Reispässe für Reiskundschafter im Weltladen. Das Jahr 2020 steht ganz im Zeichen des fair gehandelten Reises. Ziel ist es, Menschen zu motivieren, Konsum umzustellen.

Von Lisa Hofbauer. Erstellt am 23. Januar 2020 (05:50)
Raphael Kößl (3.v.l.) und Hermann Wagner (r.) übergaben den vier ersten Reiskundschaftern Stadträtin Beatrix Cmolik, Klara Reichartzeder, Schlosswirt Andreas Plappert und Biobauer Peter Wagner (v.l.) ihre Reispässe.
Hofbauer

2020 ist das Jahr des Reises – zumindest im Weltladen Waidhofen. Dieser startete am vergangenen Freitag seine Kampagne „Premium-Reis zu fairem Preis“.

„Wir wollen mit diesem Schwerpunkt einerseits den Kunden die Reissorten, die es im Weltladen zu kaufen gibt, näherbringen und andererseits Einblicke in die Bedingungen der Reisbauern geben“, sagt Hermann Wagner.

Ziel sei es, dass am Ende des Jahres viele Menschen ihre Einkaufsgewohnheiten umstellen und künftig beim Reiskauf auf die fair gehandelten und großteils biologischen Produkte des Weltladens zurückgreifen. „Wir haben uns bewusst für ein Produkt des alltäglichen Gebrauchs entschieden, das man ganz einfach ersetzen kann, ohne den eigenen Konsum zu erhöhen“, sagt Wagner.

Dass die Reiskampagne durchaus große Bedeutung hat, zeigten die Zahlen, die Katharina Beutl im Rahmen des Pressegesprächs zum Kampagnenstart darlegte. Insgesamt werden pro Jahr 770 Millionen Tonnen Reis produziert, für mehr als die Hälfte der Menschen weltweit ist das Getreidekorn ein Hauptnahrungsmittel. Europäer konsumieren durchschnittlich zehn Kilo Reis pro Kopf pro Jahr, im Hauptanbauland China liegt der Schnitt bei 91 Kilogramm pro Kopf.

„Der Klimawandel stellt auch Reisproduzenten vor große Herausforderungen“, erzählt Beutl. Prognosen sprechen von einem Rückgang der globalen Reisproduktion um 40 Prozent bis zum Ende des Jahrhunderts.

Eine der Herausforderungen, vor der Reisbauern stehen, ist die zunehmende Wasserknappheit, wird doch der Großteil des Reises im Nassanbau kultiviert. 3.000 bis 5.000 Liter Wasser werden dabei pro Kilogramm Reis verbraucht.

Vier fair gehandelte Reissorten im Weltladen

Besonders schwer haben es hier die Kleinbauern.
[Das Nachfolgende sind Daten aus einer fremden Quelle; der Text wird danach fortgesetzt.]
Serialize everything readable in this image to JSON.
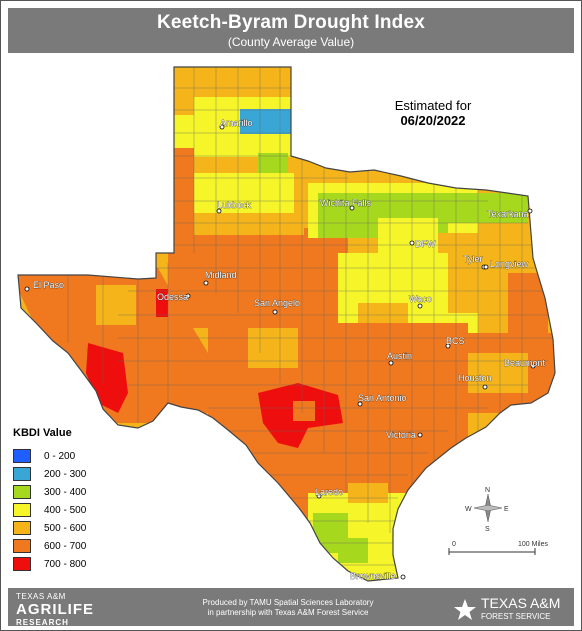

Um diese zu unterstützen, bietet der Weltladen fair gehandelte Reissorten an – insgesamt vier am Stück: Der Hom-Mali-Reis ist sowohl als geschliffener Langkornreis (weißer Jasminreis) als auch als Naturreis (brauner Jasminreis) erhältlich und stammt aus Thailand.

Der Basmati-Reis stammt aus Nordindien, der Lila Reis – eine Mischung traditioneller Lang- und Rundkornreissorten – aus Laos. Allen gemeinsam ist den vier Reissorten, dass ihnen keine künstliche Parfümierung oder andere, billige Reissorten beigefügt sind. Alle Reissorten (außer der Lila Reis) wurden zudem in kontrollierter biologischer Anbauweise kultiviert.

Um die Fairtrade-Reissorten bekannt zu machen, sind im „Jahr des Reises“ eine Vielzahl an Aktivitäten seitens des Weltladens Waidhofen geplant – unter anderem Verkostungen, Besuche von Reisbauern, eine Kooperation mit den lokalen Gas tronomen oder das Weltladen-Filmzuckerl „Unser Saatgut“ (siehe unten).

Herzstück der Kampagne ist aber der „Reispass“ – bewusst in Form eines Reisepasses gehalten. Mit diesem können Kunden des Weltladens Stempel sammeln – pro halbem Kilogramm gekauftem Reis erhält man einen Stempel – und dann an einem Gewinnspiel teilnehmen.

Als Hauptpreis gibt es eine marokkanische Tajine, in der sich Reisgerichte zubereiten lassen, zu gewinnen. Zum Abschluss des Kampagnenauftakts gab es noch das Reisgericht des Monats Jänner zu verkosten: ein Pilaf, zubereitet von Hermann Wagner – natürlich mit biofairem Basmatireis.